The taxpayer-funded Export-Import has been labeled "indispensable," and many Ex-Im supporters argue that the bank helps finance exports for small businesses that would otherwise be unsuccessful.

But Jim DeMint, president of the Heritage Foundation, writes that the real numbers behind the Ex-Im Bank show that the entity is hardly indispensable, and it is not small businesses that are being helped:

  • Out of $2.2 trillion in American exports in 2013, less than 2 percent benefited from Ex-Im financing.
  • Of that 2 percent, 75 percent went to just 10 companies, including Boeing and General Electric.

Neither Boeing nor GE are in need of taxpayer-funded financing; both could seek private funding for their projects.

Additionally, the bank supports less than half of 1 percent of small businesses in the United States. Moreover, the Ex-Im Bank's definition of a small business is misleading, writes DeMint, as it can include manufacturers with as many as 1,500 employees and firms with $20.5 million in annual revenue.

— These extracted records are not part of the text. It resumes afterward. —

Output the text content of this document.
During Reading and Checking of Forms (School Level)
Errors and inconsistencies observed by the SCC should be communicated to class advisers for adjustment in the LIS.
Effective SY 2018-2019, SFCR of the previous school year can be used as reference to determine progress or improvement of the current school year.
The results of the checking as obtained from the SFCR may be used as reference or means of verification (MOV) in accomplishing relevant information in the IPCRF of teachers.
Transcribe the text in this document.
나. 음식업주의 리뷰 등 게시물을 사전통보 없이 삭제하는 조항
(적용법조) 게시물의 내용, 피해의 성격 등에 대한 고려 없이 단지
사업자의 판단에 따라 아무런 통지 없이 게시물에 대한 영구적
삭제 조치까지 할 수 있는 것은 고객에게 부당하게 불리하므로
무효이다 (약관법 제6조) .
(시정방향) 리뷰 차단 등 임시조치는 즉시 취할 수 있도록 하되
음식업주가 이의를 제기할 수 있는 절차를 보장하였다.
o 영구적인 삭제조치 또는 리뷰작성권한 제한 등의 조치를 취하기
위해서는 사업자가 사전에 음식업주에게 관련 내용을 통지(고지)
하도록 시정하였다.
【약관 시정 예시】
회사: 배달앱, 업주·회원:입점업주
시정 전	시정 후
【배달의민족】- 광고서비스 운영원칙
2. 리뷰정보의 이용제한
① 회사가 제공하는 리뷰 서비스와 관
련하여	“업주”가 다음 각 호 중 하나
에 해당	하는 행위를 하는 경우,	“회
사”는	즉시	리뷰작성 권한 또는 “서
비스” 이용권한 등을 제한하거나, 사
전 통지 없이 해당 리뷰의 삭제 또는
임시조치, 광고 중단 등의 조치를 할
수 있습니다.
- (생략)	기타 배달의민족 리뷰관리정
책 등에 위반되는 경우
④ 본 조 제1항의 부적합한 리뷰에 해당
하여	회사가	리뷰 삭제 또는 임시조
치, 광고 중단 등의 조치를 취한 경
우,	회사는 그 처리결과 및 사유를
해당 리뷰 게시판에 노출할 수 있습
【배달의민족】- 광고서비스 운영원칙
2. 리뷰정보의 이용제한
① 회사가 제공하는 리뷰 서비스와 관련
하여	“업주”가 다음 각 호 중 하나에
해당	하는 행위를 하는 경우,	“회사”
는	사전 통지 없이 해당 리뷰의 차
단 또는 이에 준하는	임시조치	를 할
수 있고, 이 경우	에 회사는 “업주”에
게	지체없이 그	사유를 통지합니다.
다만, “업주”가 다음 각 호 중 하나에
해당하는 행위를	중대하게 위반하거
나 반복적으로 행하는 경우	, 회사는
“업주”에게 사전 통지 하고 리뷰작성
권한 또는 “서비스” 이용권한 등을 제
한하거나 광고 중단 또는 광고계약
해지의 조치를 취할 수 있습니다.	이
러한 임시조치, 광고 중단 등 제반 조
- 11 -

According to former Office of Management and Budget Director David Stockman, abolishing the Ex-Im Bank would only affect 0.6 percent of exports and 0.1 percent of gross domestic product. That, DeMint says, is an overly generous estimate, as the numbers reflect what would happen if all American overseas bids were lost as a result of abolishing the program.

DeMint writes that it is disingenuous to paint the Ex-Im Bank as a protector of small businesses. Moreover, he says the government should seek to level the playing field for all businesses, not pick winners and losers through selective government handouts.